Why do so many teachers deny these truths? I have heard many arguments. “It ruins missions” says one person. Then we find that William Carrey, the “Father of Modern Missions”, believed in predestination. “It undermines the wonder of God’s grace” says another. Then we find out that John Newton, who wrote “Amazing Grace” also believed in predestination. Still another says, “It was a heresy invented by John Calvin”. This is wholly untrue as even the church fathers like Augustine believed in this doctrine. [What’s funny is that people who accuse the doctrine of predestination of having no historical support normally ascribe to the ‘Pre-Trib Rapture Theory’, itself a doctrine that is less than 200 years old.] Another has said, “There is no way a rational person can believe in predestination”. This amazes me because of such men as B.B. Warfield who was the principal of Princeton Seminary from 1887 to 1921, and also believed this doctrine. Others like Luther, Calvin, Edwards, Spurgeon and many more were all brilliant as well.

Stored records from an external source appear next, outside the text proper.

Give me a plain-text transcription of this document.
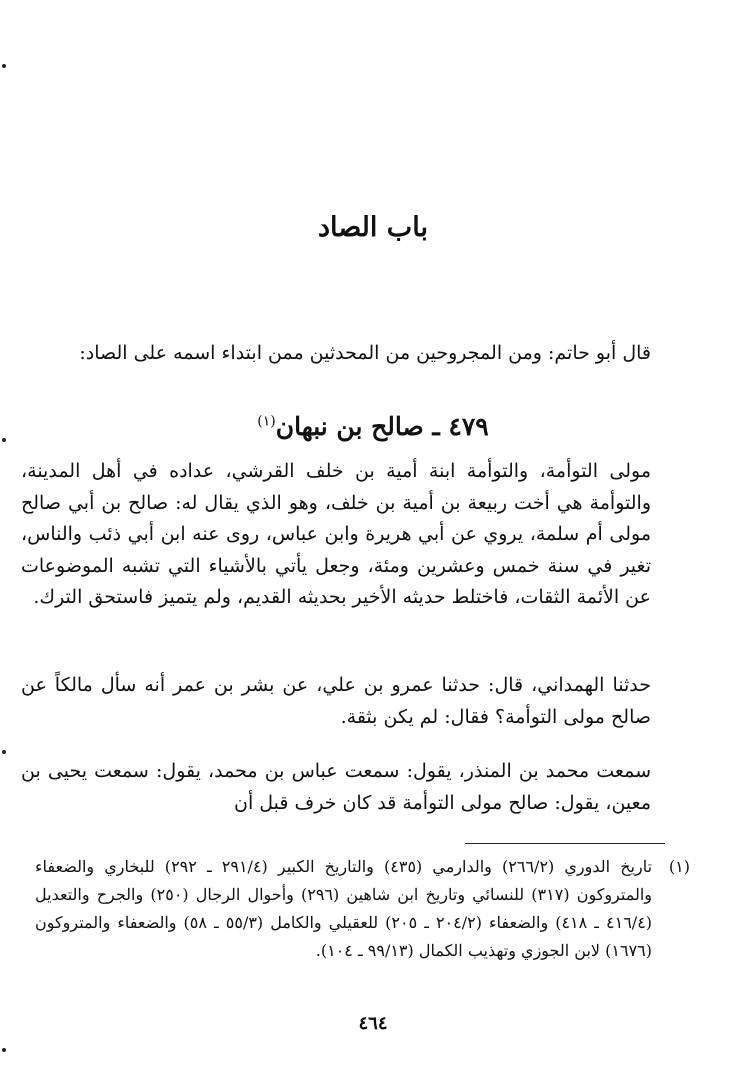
باب الصاد
قال أبو حاتم: ومن المجروحين من المحدثين ممن ابتداء اسمه على الصاد:
٤٧٩ ـ صالح بن نبهان$^{(١)}$

مولى التوأمة، والتوأمة ابنة أمية بن خلف القرشي، عداده في أهل المدينة، والتوأمة هي أخت ربيعة بن أمية بن خلف، وهو الذي يقال له: صالح بن أبي صالح مولى أم سلمة، يروي عن أبي هريرة وابن عباس، روى عنه ابن أبي ذئب والناس، تغير في سنة خمس وعشرين ومئة، وجعل يأتي بالأشياء التي تشبه الموضوعات عن الأئمة الثقات، فاختلط حديثه الأخير بحديثه القديم، ولم يتميز فاستحق الترك.

حدثنا الهمداني، قال: حدثنا عمرو بن علي، عن بشر بن عمر أنه سأل مالكاً عن صالح مولى التوأمة؟ فقال: لم يكن بثقة.

سمعت محمد بن المنذر، يقول: سمعت عباس بن محمد، يقول: سمعت يحيى بن معين، يقول: صالح مولى التوأمة قد كان خرف قبل أن

(١)
تاريخ الدوري (٢٦٦/٢) والدارمي (٤٣٥) والتاريخ الكبير (٢٩١/٤ ـ ٢٩٢) للبخاري والضعفاء والمتروكون (٣١٧) للنسائي وتاريخ ابن شاهين (٢٩٦) وأحوال الرجال (٢٥٠) والجرح والتعديل (٤١٦/٤ ـ ٤١٨) والضعفاء (٢٠٤/٢ ـ ٢٠٥) للعقيلي والكامل (٥٥/٣ ـ ٥٨) والضعفاء والمتروكون (١٦٧٦) لابن الجوزي وتهذيب الكمال (٩٩/١٣ ـ ١٠٤).
٤٦٤
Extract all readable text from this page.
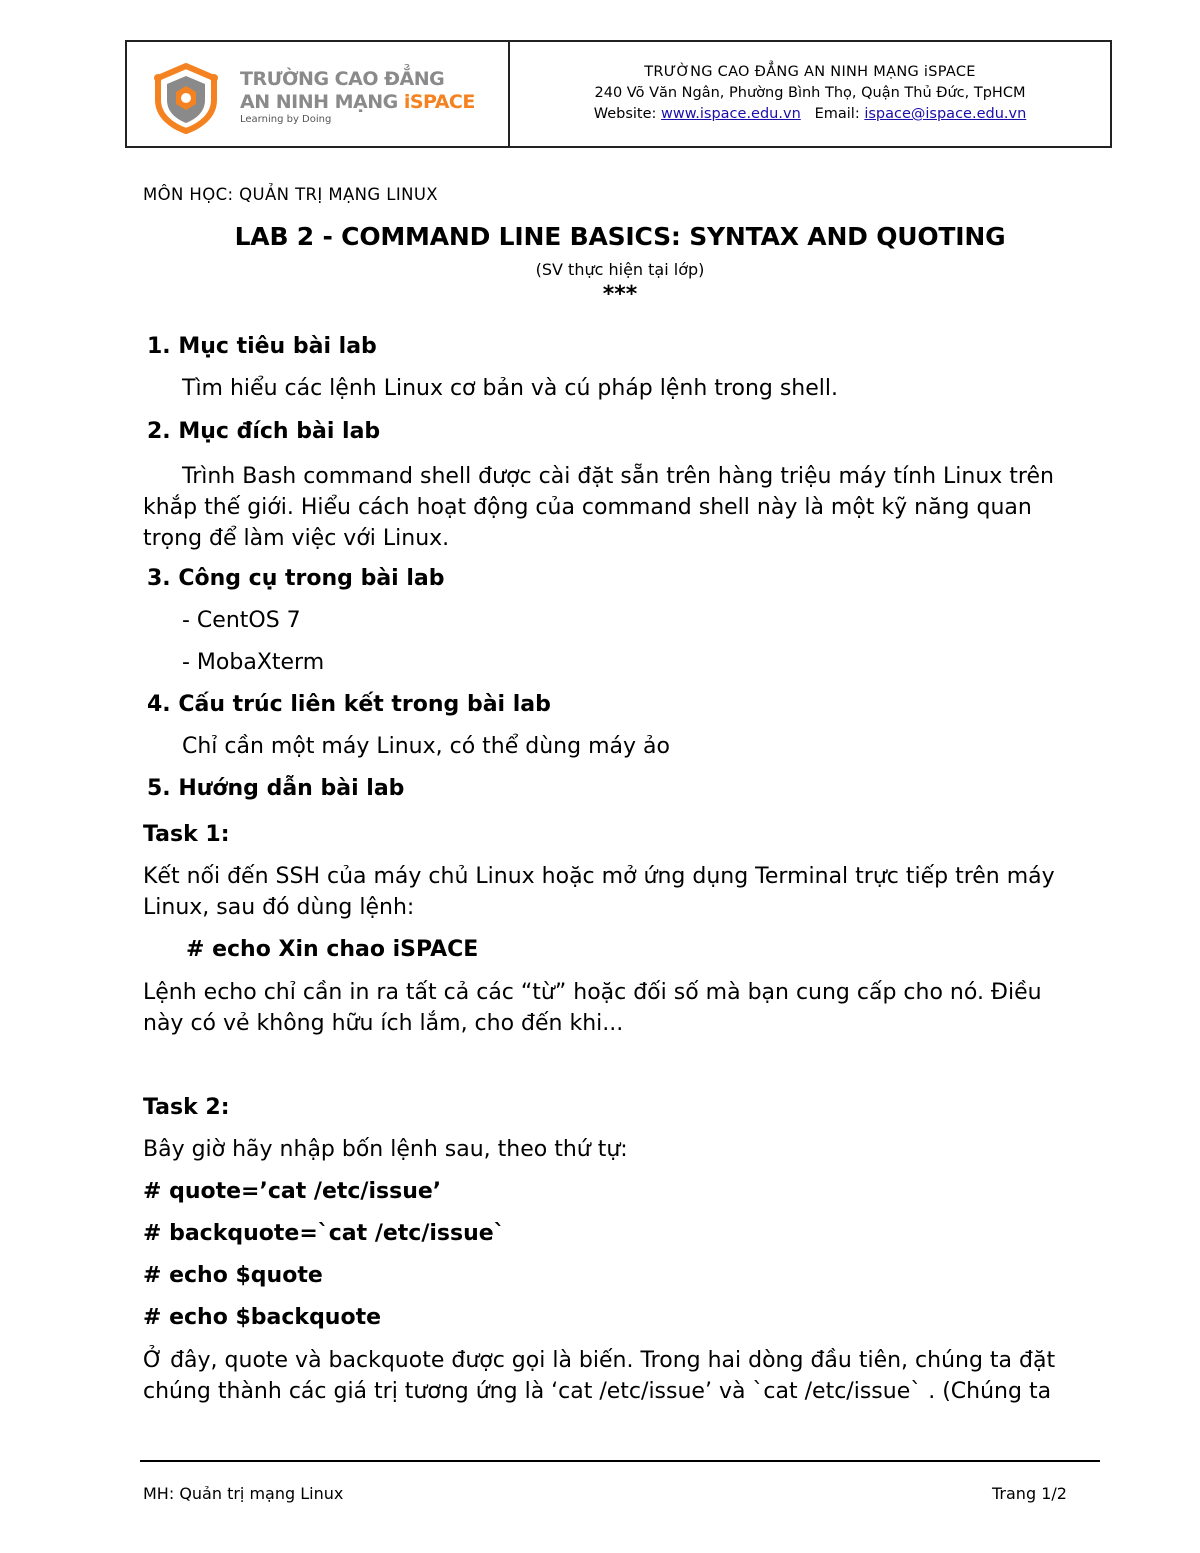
TRƯỜNG CAO ĐẲNG
AN NINH MẠNG iSPACE
Learning by Doing
TRƯỜNG CAO ĐẲNG AN NINH MẠNG iSPACE
240 Võ Văn Ngân, Phường Bình Thọ, Quận Thủ Đức, TpHCM
Website: www.ispace.edu.vn Email: ispace@ispace.edu.vn
MÔN HỌC: QUẢN TRỊ MẠNG LINUX
LAB 2 - COMMAND LINE BASICS: SYNTAX AND QUOTING
(SV thực hiện tại lớp)
***
1. Mục tiêu bài lab
Tìm hiểu các lệnh Linux cơ bản và cú pháp lệnh trong shell.
2. Mục đích bài lab
Trình Bash command shell được cài đặt sẵn trên hàng triệu máy tính Linux trên
khắp thế giới. Hiểu cách hoạt động của command shell này là một kỹ năng quan
trọng để làm việc với Linux.
3. Công cụ trong bài lab
- CentOS 7
- MobaXterm
4. Cấu trúc liên kết trong bài lab
Chỉ cần một máy Linux, có thể dùng máy ảo
5. Hướng dẫn bài lab
Task 1:
Kết nối đến SSH của máy chủ Linux hoặc mở ứng dụng Terminal trực tiếp trên máy
Linux, sau đó dùng lệnh:
# echo Xin chao iSPACE
Lệnh echo chỉ cần in ra tất cả các “từ” hoặc đối số mà bạn cung cấp cho nó. Điều
này có vẻ không hữu ích lắm, cho đến khi...
Task 2:
Bây giờ hãy nhập bốn lệnh sau, theo thứ tự:
# quote=’cat /etc/issue’
# backquote=`cat /etc/issue`
# echo $quote
# echo $backquote
Ở đây, quote và backquote được gọi là biến. Trong hai dòng đầu tiên, chúng ta đặt
chúng thành các giá trị tương ứng là ‘cat /etc/issue’ và `cat /etc/issue` . (Chúng ta
MH: Quản trị mạng Linux	Trang 1/2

It is equally amazing that, while today many in the Southern Baptist church deny predestination, when the original charter of the Southern Baptist Theological Seminary was adopted in 1858, every professor at the institution was required to teach according to the “Abstract of Principles”, a document that clearly teaches predestination.
Finally, a personal note. Of all the debates I have heard, and sermons I have listened to from both sides, I have become convinced that one side deals with text and the other side (more often than not) engages in ad hominem and strawmen argumentation. This was what finally led me into my understanding of Reformed Theology. One must be honest with the text. If we seek to exegete the text properly, outside of our tradition, there can be only one answer in my humble opinion. I recommend “Chosen By God” (Sproul), “The Potter’s Freedom” (White) and “The Sovereignty of God” (Pink) for more on the Reformed perspective.